Assistant Professor


Research Area \ Research Statement \ Research Group Info

Research Area

Innate Immunology; Host–Pathogen Interactions; Macrophage Biology; Zebrafish Infection Models; Phagosome Maturation; Xenophagy/Autophagy; Molecular Immunology; Aquaculture Pathobiology; CRISPR/Cas9 Functional Genetics; Live and Confocal Imaging.

Research Statement

My research focuses on understanding how innate immune cells, especially macrophages, detect, engulf, and control microbial pathogens. I am particularly interested in the cellular mechanisms that determine whether a pathogen is eliminated or survives inside host cells. Using larval zebrafish as an in vivo model, I study host–pathogen interactions during fungal and mycobacterial infections with emphasis on phagosome maturation, lysosomal acidification, Rab5/Rab7 trafficking, and macrophage-restricted antimicrobial defense.

A major objective of my work is to define how defects in phagolysosomal function alter infection outcome. My recent research has examined the role of vacuolar ATPase-dependent acidification in macrophage-mediated defense against Aspergillus fumigatus, showing how impaired maturation of the phagosome permits fungal germination and invasive growth. This work integrates live confocal imaging, CRISPR/Cas9-based perturbation, quantitative image analysis, and infection assays.

More broadly, my research program aims to connect cell biology, immunology, and infection biology to identify mechanisms that can be targeted therapeutically.
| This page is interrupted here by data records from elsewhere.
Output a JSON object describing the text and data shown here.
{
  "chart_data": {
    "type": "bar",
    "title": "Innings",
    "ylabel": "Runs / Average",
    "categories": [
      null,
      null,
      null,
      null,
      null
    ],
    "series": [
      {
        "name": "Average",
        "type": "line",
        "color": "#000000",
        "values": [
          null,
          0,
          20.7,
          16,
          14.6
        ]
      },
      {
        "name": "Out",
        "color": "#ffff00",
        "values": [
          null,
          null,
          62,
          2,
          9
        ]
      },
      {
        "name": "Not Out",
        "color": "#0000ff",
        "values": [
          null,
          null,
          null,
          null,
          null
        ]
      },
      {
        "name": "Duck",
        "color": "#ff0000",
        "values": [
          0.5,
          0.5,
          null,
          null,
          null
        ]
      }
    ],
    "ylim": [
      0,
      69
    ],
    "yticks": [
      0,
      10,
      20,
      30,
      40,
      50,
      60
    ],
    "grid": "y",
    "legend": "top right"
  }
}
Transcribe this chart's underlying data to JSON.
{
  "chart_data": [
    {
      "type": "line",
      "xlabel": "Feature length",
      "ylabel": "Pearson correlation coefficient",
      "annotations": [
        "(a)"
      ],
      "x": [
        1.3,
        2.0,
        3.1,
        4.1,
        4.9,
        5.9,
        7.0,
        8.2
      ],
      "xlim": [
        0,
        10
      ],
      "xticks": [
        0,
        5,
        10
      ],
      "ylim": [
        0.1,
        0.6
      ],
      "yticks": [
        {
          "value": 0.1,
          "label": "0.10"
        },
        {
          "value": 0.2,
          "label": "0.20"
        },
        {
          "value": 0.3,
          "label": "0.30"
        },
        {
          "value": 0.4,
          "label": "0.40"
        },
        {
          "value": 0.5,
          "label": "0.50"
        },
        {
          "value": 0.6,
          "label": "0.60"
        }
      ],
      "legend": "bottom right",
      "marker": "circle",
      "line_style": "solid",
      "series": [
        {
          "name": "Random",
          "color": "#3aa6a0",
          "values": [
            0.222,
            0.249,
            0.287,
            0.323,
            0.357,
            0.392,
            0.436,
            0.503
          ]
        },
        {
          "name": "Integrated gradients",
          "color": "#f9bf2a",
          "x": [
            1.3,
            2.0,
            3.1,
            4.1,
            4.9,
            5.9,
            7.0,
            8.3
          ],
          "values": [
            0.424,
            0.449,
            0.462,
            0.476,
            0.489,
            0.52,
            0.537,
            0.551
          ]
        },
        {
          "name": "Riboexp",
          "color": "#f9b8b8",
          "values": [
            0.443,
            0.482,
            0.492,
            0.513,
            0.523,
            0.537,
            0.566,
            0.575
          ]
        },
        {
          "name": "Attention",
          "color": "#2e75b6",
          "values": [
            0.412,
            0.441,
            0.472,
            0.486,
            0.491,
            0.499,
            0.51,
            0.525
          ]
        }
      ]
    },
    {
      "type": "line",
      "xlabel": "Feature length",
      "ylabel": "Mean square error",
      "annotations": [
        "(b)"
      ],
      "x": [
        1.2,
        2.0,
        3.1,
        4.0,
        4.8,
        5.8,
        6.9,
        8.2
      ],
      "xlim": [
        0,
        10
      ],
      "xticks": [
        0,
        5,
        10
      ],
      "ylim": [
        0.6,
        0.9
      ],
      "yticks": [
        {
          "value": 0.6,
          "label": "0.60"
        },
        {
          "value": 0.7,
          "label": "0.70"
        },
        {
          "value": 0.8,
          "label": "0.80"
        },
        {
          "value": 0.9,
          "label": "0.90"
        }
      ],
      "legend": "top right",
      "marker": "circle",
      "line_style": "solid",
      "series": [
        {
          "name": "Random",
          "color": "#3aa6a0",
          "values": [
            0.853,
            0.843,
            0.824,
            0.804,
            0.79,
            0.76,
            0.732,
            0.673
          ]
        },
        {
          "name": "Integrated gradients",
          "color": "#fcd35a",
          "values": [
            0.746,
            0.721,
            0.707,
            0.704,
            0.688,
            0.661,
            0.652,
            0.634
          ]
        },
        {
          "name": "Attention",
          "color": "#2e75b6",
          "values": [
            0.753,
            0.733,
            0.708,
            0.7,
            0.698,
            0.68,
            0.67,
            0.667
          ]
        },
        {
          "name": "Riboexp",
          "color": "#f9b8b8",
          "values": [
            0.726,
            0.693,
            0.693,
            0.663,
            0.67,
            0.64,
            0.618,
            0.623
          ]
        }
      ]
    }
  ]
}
In parallel with my work on fungal pathogenesis, I am developing research directions in mycobacterial infection biology, host-directed therapy, and macrophage defense pathways. My long-term goal is to build a research program that combines experimental infection models, imaging-based immunobiology, and molecular genetics to address fundamental and translational questions in infectious disease biology. 

Research Group Info

The research group is interested in the cell biology of host defense, with a particular focus on macrophage–pathogen interactions during fungal and mycobacterial infections. We use larval zebrafish as a powerful in vivo system to visualize infection dynamics in real time and to investigate how intracellular trafficking, phagosome maturation, lysosomal function, and autophagy-related pathways shape antimicrobial immunity.

The group combines CRISPR/Cas9-based genetics, transgenic infection models, live and confocal microscopy, molecular assays, and quantitative image analysis. Current and emerging areas of interest include phagosome acidification, Rab5-to-Rab7 transition, lysosomal biology, xenophagy, and host-directed approaches for difficult-to-treat infections. The group also maintains a strong interest in aquaculture immunology and pathogen surveillance, reflecting earlier work on fungal diseases of fish.

Students joining the group can expect training in experimental design, infection biology, fluorescence imaging, molecular methods, and quantitative data analysis. The broader aim is to create an interdisciplinary research environment linking immunology, microbiology, cell biology, and translational infection research.